Fix lifecycle and ControllerUnpublishVolume description

YuikoTakada commented 1 year ago

What type of PR is this? This PR adds new transition which move from PUBLISHED / VOL_READY to CREATED directly by ControllerUnpublishVolume RPC when control plane can't reach the node(for example node shut down due to a hardware failure or a software problem).

What this PR does / why we need it: Current CSI volume lifecycle is not designed for the case when Node is unreachable.

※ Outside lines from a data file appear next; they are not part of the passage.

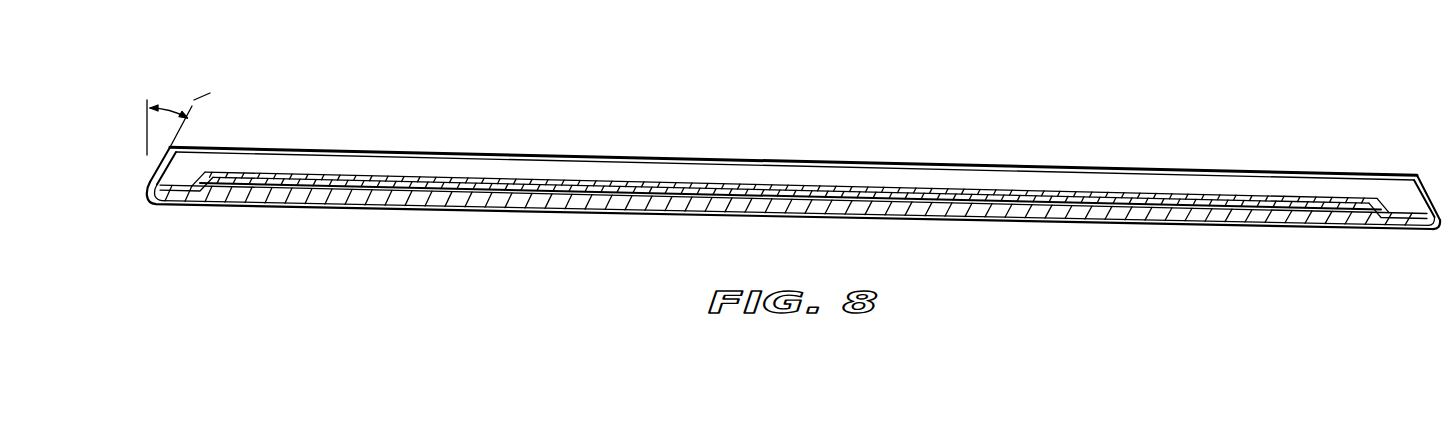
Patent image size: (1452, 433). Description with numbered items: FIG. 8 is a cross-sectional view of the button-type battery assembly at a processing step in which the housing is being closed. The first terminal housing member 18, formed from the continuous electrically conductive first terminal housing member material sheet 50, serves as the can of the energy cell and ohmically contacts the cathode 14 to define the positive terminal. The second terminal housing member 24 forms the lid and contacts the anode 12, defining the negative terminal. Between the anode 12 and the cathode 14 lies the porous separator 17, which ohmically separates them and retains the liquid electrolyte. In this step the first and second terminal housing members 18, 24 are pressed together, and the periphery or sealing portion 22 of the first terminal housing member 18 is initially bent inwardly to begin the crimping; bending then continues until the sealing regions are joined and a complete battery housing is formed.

The anode 12 is at (1170, 198).
The cathode 14 is at (1077, 214).
The porous separator 17 is at (1310, 202).
The first terminal housing member 18 is at (547, 212).
The periphery 22 is at (148, 178).
The second terminal housing member 24 is at (913, 188).
The first terminal housing member material sheet 50 is at (153, 212).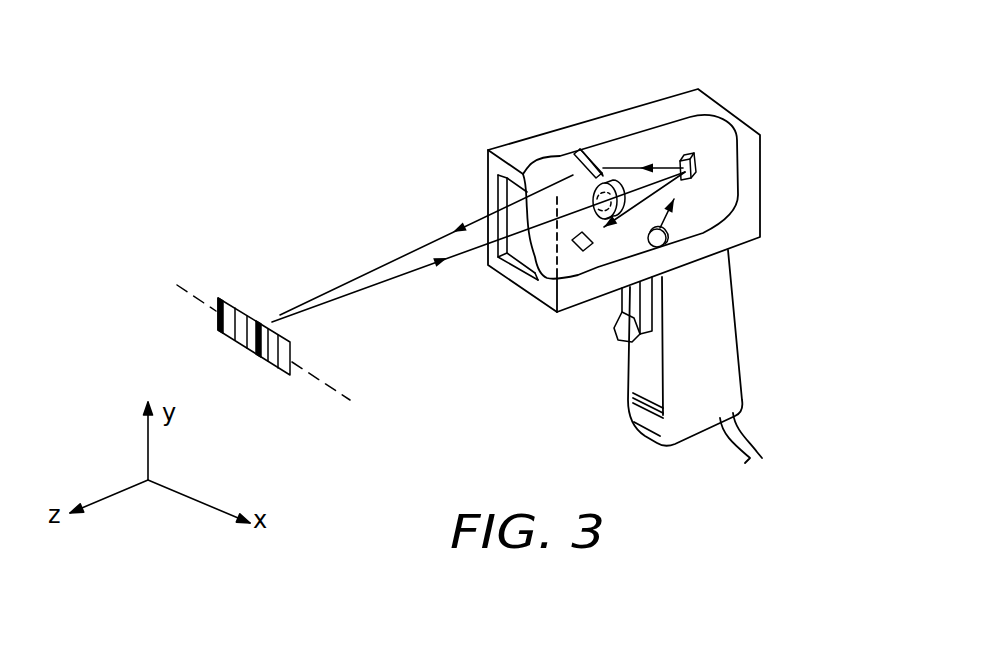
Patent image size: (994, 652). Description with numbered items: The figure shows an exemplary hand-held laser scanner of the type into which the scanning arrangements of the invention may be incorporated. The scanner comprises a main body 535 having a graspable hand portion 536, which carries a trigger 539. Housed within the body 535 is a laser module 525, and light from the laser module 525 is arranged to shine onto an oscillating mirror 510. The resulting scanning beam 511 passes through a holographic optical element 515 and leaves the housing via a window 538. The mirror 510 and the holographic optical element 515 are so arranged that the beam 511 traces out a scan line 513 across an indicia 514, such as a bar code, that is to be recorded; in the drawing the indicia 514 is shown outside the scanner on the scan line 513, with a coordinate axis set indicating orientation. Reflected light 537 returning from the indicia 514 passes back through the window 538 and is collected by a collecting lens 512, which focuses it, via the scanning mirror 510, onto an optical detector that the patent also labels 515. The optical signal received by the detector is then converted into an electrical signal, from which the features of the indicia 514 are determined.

The main body 535 is at (577, 120).
The window 538 is at (508, 197).
The reflected light 537 is at (400, 275).
The holographic optical element 515 is at (570, 152).
The collecting lens 512 is at (622, 184).
The scanning beam 511 is at (657, 166).
The oscillating mirror 510 is at (697, 155).
The laser module 525 is at (675, 228).
The indicia 514 is at (252, 314).
The scan line 513 is at (182, 283).
The graspable hand portion 536 is at (735, 318).
The trigger 539 is at (618, 340).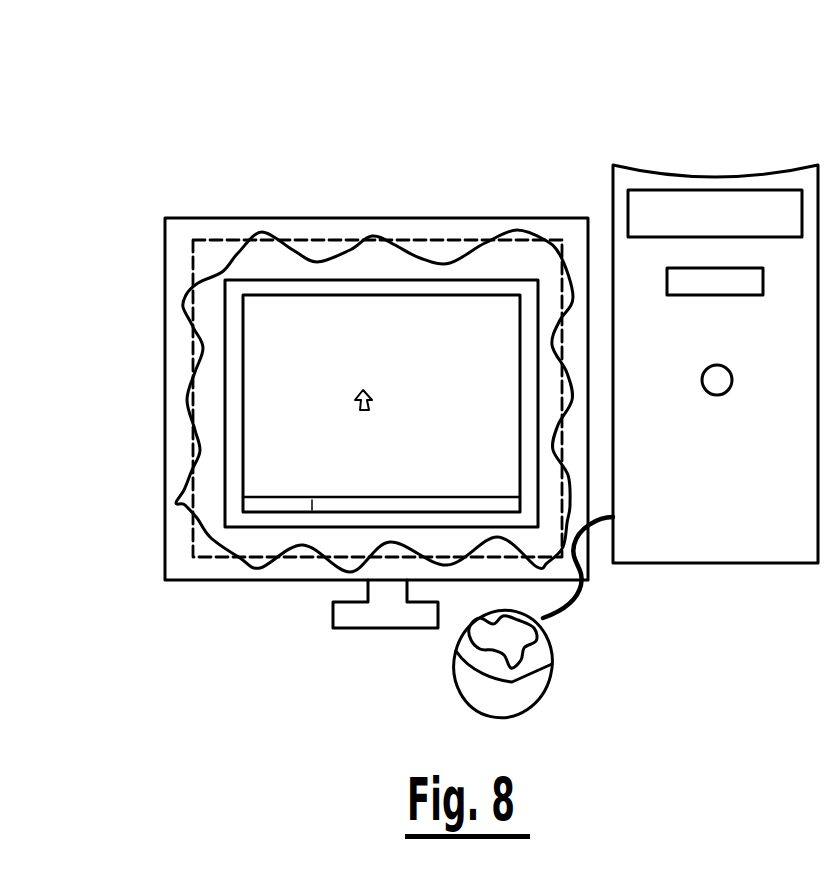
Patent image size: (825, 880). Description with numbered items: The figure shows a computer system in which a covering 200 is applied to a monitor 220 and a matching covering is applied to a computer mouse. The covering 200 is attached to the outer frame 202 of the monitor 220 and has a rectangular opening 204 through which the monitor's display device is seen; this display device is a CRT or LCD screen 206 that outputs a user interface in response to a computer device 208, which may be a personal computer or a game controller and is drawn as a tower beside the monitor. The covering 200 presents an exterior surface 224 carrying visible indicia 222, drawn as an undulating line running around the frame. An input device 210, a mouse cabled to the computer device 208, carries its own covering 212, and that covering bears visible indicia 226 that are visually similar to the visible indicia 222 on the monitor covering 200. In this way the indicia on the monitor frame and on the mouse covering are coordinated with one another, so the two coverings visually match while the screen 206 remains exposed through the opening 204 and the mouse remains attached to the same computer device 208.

When Node is shutdown or in a non-recoverable state such as hardware failure or broken OS, Node Plugin cannot issue NodeUnpublishVolume / NodeUnstageVolume . In this case, we want to make the status CREATED (volume is detached from the node and pods are evicted to other node and running) But in current CSI volume lifecycle, there is no transition from PUBLISHED / VOL_READY / NODE_READY to CREATED. As a result, k8s doesn't follow the CSI spec and the status moves from PUBLISHED to CREATED directly without going through VOL_READY and/or NODE_READY status.

We need to update the CSI volume lifecycle with considering the case when Node is unreachable.

Which issue(s) this PR fixes:

Fixes #512

Special notes for your reviewer:

Does this PR introduce an API-breaking change?:

none

YuikoTakada commented 1 year ago

@jdef This PR fixes #512 . Please take a look.

jdef commented 1 year ago

(a) is there value having the CO notify the SP that it's bypassing proper cleanup calls when invoking ControllerUnpublishVolume? (i.e. via some flag field in the request message) this could possibly be a valuable signal to the SP that additional validation/GC/state-repair needs to happen on the backend. perhaps SP authors can chime in here.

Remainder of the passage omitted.